Heiraten in Tracht

Das Jahr 2020 war in vielerlei Hinsicht eher bescheiden. Doch für viele Verliebte kam es noch dicker… die Hochzeit musste abgesagt werden. Nur im ganz kleinen Kreise konnte standesamtlich geheiratet werden. Dabei wurde ursprünglich die Traumhochzeit mit Freunden und Familie großzügig geplant. Ausgelassen feiern wollte man, am Tegernseer oder Starnberger See, da wo die gute Gesellschaft sich in der Sonne gern amüsiert. Und wie es sich bei uns daheim so gehört, auch in Tracht. Dazu gehören will man halt. Dabei spielt es erstmal keine Rolle, wo man herkommt. Wer in München was auf sich hält, hält sich auch an die hiesigen Gepflogenheiten.

Die Tracht hat im letzten Jahrzehnt wieder enorm an Bedeutung gewonnen. Das liegt natürlich an der internationalen Beliebtheit der Wiesn, am Traditionsbewusstsein der Bayern und an der Attraktivität der Region, aber auch an der leicht charmanten Arroganz der Einheimischen. Bayerisch sein, das ist man, das wird man nicht. Da ist es auch egal, wie viel man verdient, wie man redet oder ob man sich in Tracht kleidet. Doch, dass das recht unbefriedigend für de zuagroastn ist, ist verständlich. Der Versuch an sich sollte doch auch für etwas zählen? Der Biergartenbesuch im Janker, die Lederhosn auf der Wiesn, das Weißbier am Vormittag und das gekünstelte Münchnerisch und „Servus“ „… und zwar sowohl zur Begrüßung als auch Verabschiedung, das gibts ja gar nicht“ reichen nun mal nicht unbedingt. Das Lebensgefühl und vor allem Selbstbild eines Bayern kann nicht nachgeahmt werden. Doch bleiben wir zunächst mal beim Versuch, und zwar beim größten von allen: Das heiraten in Tracht. 

Es ist ein großes Bekenntnis and die (Wahl-) Heimat, das Fest der Liebe, den Liebens- Vertrauensbeweis zweier Personen zueinander, das instituierte Zelebrieren einer Bindung, hoffentlich ein Leben lang, in Tracht zu vollziehen. Es rückt nämlich die Bedeutung der Region auf einmal in das Licht der Aufmerksamkeit. Die zwei Liebenden sind selbstverständlich noch Hauptakteur und zentraler Charakter des Hauptaktes, jedoch wird ausdrücklich und unmissverständlich der wohl wichtigste Tag im Leben in Tracht verbracht. Viel Größer kann die Liebe zu Bayern nicht zum Ausdruck gebracht werden. Doch rein Bekenntnis zu Bayern ist es wohl auch nicht. Denn die Schönheit darf am wichtigsten Tage ja nicht zu kurz kommen. Schön und geschmückt ist man in der Tracht und selbstverständlich ist sie in Bayern auch… allerdings nicht bei jedem. „Mei Spatzal, schau, da heirat ma drausn schee am See in da Klonen Kapelln, du ziagst da a Dirndl o, und I kim a in am Trachtnanzug“ oder aber „Mensch, schau mal Schatzi, da am Tegernsee gibts so ein schönes Hotel, da ist es wunderschön. Und wenn wir uns noch eine Tracht anziehen, mei, dann sind wir hier echt angekommen“.

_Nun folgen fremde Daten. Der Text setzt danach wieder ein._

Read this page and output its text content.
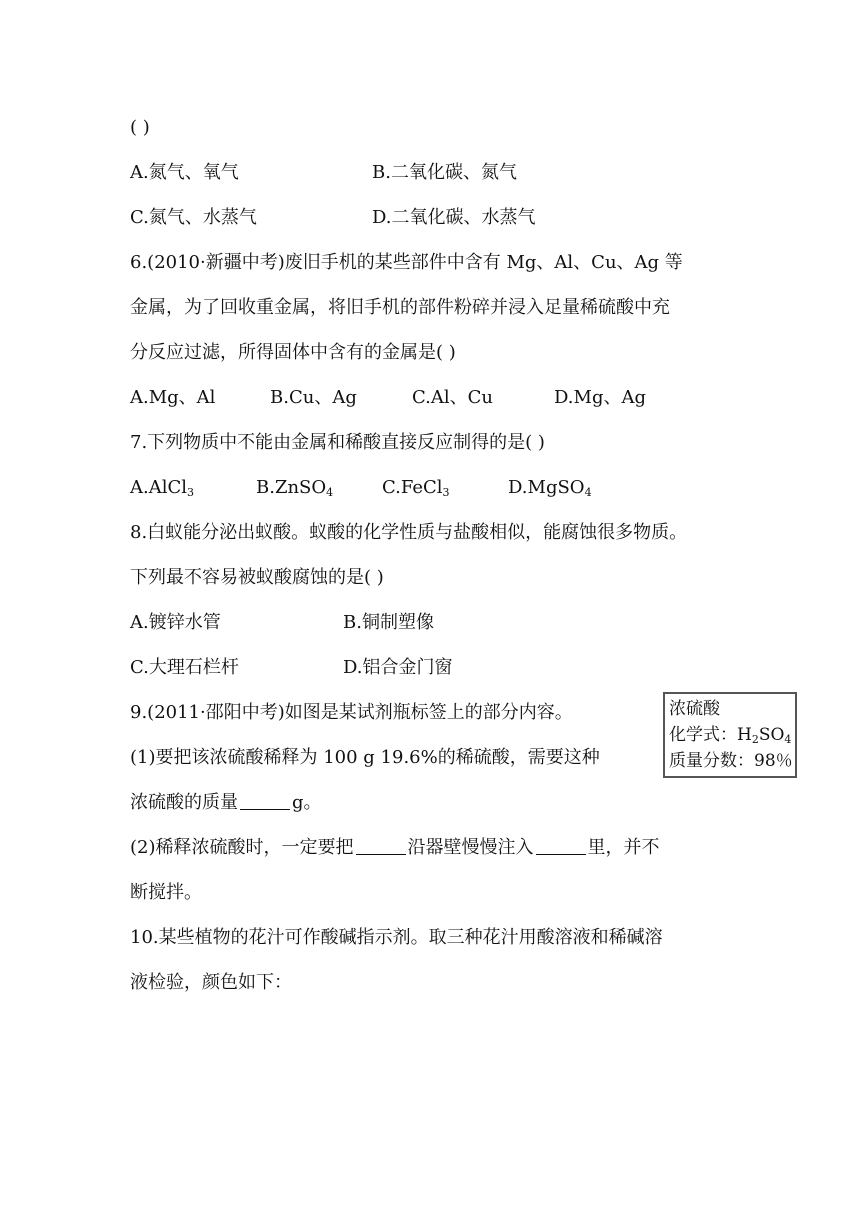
( )
A.氮气、氧气	B.二氧化碳、氮气
C.氮气、水蒸气	D.二氧化碳、水蒸气
6.(2010·新疆中考)废旧手机的某些部件中含有 Mg、Al、Cu、Ag 等
金属，为了回收重金属，将旧手机的部件粉碎并浸入足量稀硫酸中充
分反应过滤，所得固体中含有的金属是( )
A.Mg、Al	B.Cu、Ag	C.Al、Cu	D.Mg、Ag
7.下列物质中不能由金属和稀酸直接反应制得的是( )
A.AlCl$_3$	B.ZnSO$_4$	C.FeCl$_3$	D.MgSO$_4$
8.白蚁能分泌出蚁酸。蚁酸的化学性质与盐酸相似，能腐蚀很多物质。
下列最不容易被蚁酸腐蚀的是( )
A.镀锌水管	B.铜制塑像
C.大理石栏杆	D.铝合金门窗
9.(2011·邵阳中考)如图是某试剂瓶标签上的部分内容。
(1)要把该浓硫酸稀释为 100 g 19.6%的稀硫酸，需要这种
浓硫酸的质量	g。
(2)稀释浓硫酸时，一定要把	沿器壁慢慢注入	里，并不
断搅拌。
10.某些植物的花汁可作酸碱指示剂。取三种花汁用酸溶液和稀碱溶
液检验，颜色如下：
浓硫酸
化学式：$H_2SO_4$
质量分数：98％
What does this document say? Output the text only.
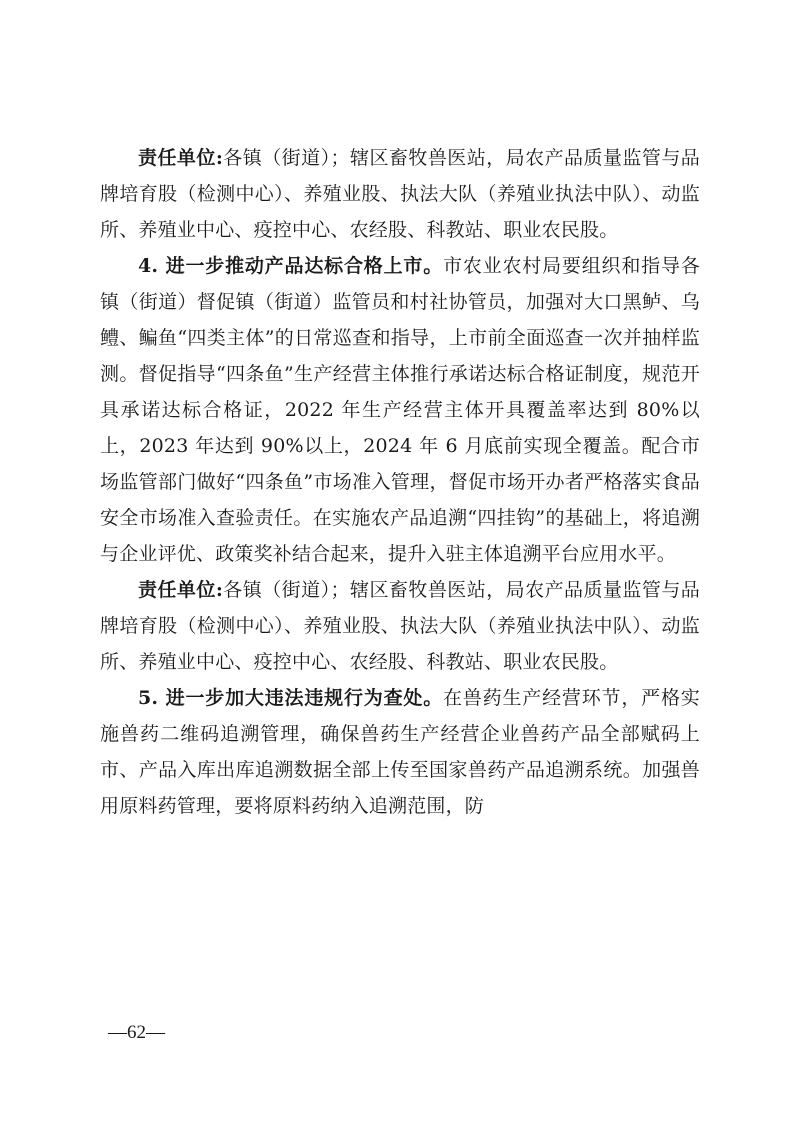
责任单位:各镇（街道）；辖区畜牧兽医站，局农产品质量监管与品牌培育股（检测中心）、养殖业股、执法大队（养殖业执法中队）、动监所、养殖业中心、疫控中心、农经股、科教站、职业农民股。

4. 进一步推动产品达标合格上市。市农业农村局要组织和指导各镇（街道）督促镇（街道）监管员和村社协管员，加强对大口黑鲈、乌鳢、鳊鱼“四类主体”的日常巡查和指导，上市前全面巡查一次并抽样监测。督促指导“四条鱼”生产经营主体推行承诺达标合格证制度，规范开具承诺达标合格证，2022 年生产经营主体开具覆盖率达到 80%以上，2023 年达到 90%以上，2024 年 6 月底前实现全覆盖。配合市场监管部门做好“四条鱼”市场准入管理，督促市场开办者严格落实食品安全市场准入查验责任。在实施农产品追溯“四挂钩”的基础上，将追溯与企业评优、政策奖补结合起来，提升入驻主体追溯平台应用水平。

责任单位:各镇（街道）；辖区畜牧兽医站，局农产品质量监管与品牌培育股（检测中心）、养殖业股、执法大队（养殖业执法中队）、动监所、养殖业中心、疫控中心、农经股、科教站、职业农民股。

5. 进一步加大违法违规行为查处。在兽药生产经营环节，严格实施兽药二维码追溯管理，确保兽药生产经营企业兽药产品全部赋码上市、产品入库出库追溯数据全部上传至国家兽药产品追溯系统。加强兽用原料药管理，要将原料药纳入追溯范围，防

—62—
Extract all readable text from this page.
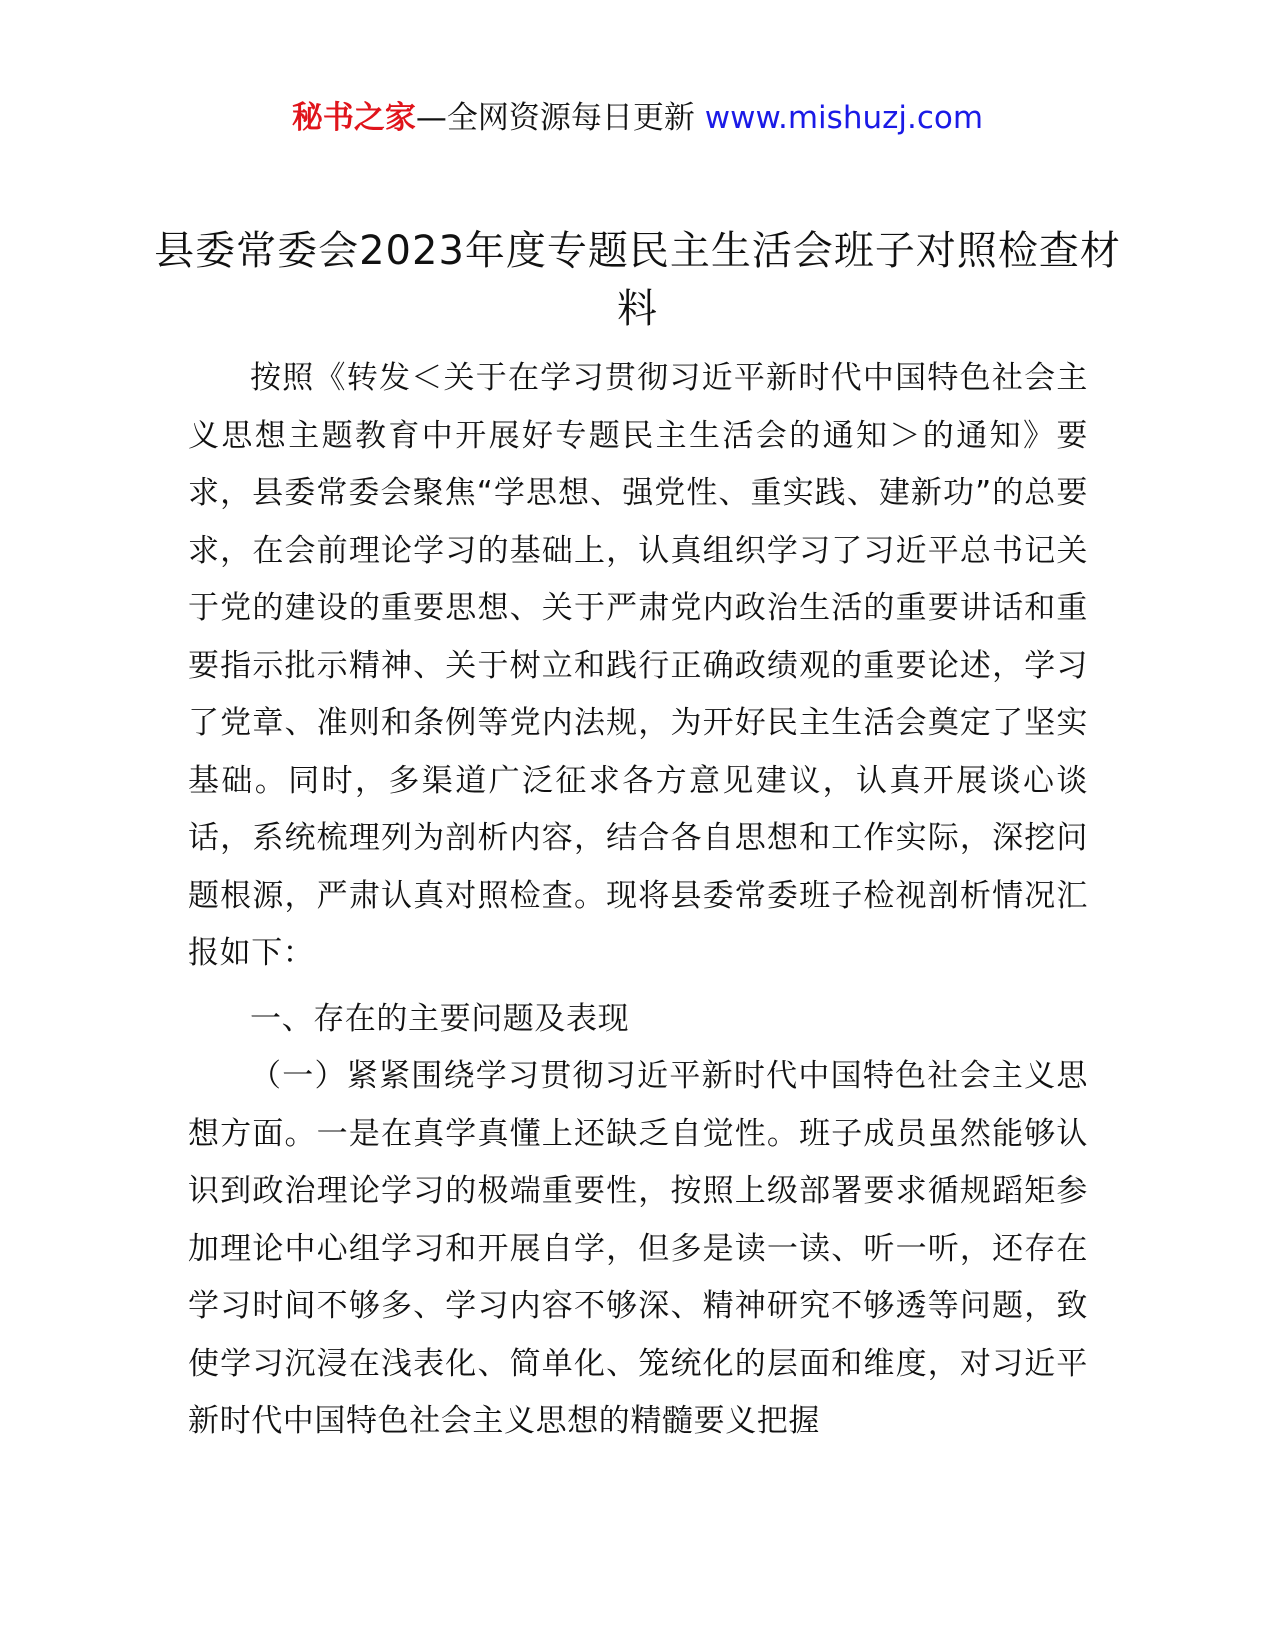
秘书之家—全网资源每日更新 www.mishuzj.com
县委常委会2023年度专题民主生活会班子对照检查材料

按照《转发＜关于在学习贯彻习近平新时代中国特色社会主义思想主题教育中开展好专题民主生活会的通知＞的通知》要求，县委常委会聚焦“学思想、强党性、重实践、建新功”的总要求，在会前理论学习的基础上，认真组织学习了习近平总书记关于党的建设的重要思想、关于严肃党内政治生活的重要讲话和重要指示批示精神、关于树立和践行正确政绩观的重要论述，学习了党章、准则和条例等党内法规，为开好民主生活会奠定了坚实基础。同时，多渠道广泛征求各方意见建议，认真开展谈心谈话，系统梳理列为剖析内容，结合各自思想和工作实际，深挖问题根源，严肃认真对照检查。现将县委常委班子检视剖析情况汇报如下：

一、存在的主要问题及表现

（一）紧紧围绕学习贯彻习近平新时代中国特色社会主义思想方面。一是在真学真懂上还缺乏自觉性。班子成员虽然能够认识到政治理论学习的极端重要性，按照上级部署要求循规蹈矩参加理论中心组学习和开展自学，但多是读一读、听一听，还存在学习时间不够多、学习内容不够深、精神研究不够透等问题，致使学习沉浸在浅表化、简单化、笼统化的层面和维度，对习近平新时代中国特色社会主义思想的精髓要义把握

Was die katholische Kirche zur Lederhosen während der Zeremonie sagen würde, wollen wir allerdings nicht weiter erörtern. Denn obwohl diese in Bayern nach wie vor von (großer) Bedeutung ist (leider), was beispielsweise durch die Forderung der Bayerischen Staatsregierung nach Kruzifixen in Behörden beschämenderwpeise nur allzu deutlich wird, wollen zumindest wir der Kirche nicht mehr zugestehen in unser Miteinander einzugreifen. Zumindest nicht auf der persönlichen Ebene. Ob es nun ein Fauxpas ist, in der Lederhosn in die Kirche zu gehen, oder verständliche, ja gar gewollte, Provokation einer eher überflüssigen Institution, deren hauptsächliche Daseinsberechtigung nur noch mehr in der Gewährleistung einer schönen Hochzeit in der Kapelle ist, scheint mir gar alles andere als entscheidend. Denn das verschwindet, wie auch die Tatsache in oder nicht in Tracht zu heiraten, hinter der erstrahlenden Freude die so eine Hochzeit nun mal bringt. Denn letztendlich geben sich hier zwei Liebende das Versprechen eine gemeinsame Zukunft voll Liebe und Vertrauen sich gegenseitig zu ermöglichen…. Und das, zumindest hier in Bayern, in der schönsten Heimat die man sich nur vorstellen kann!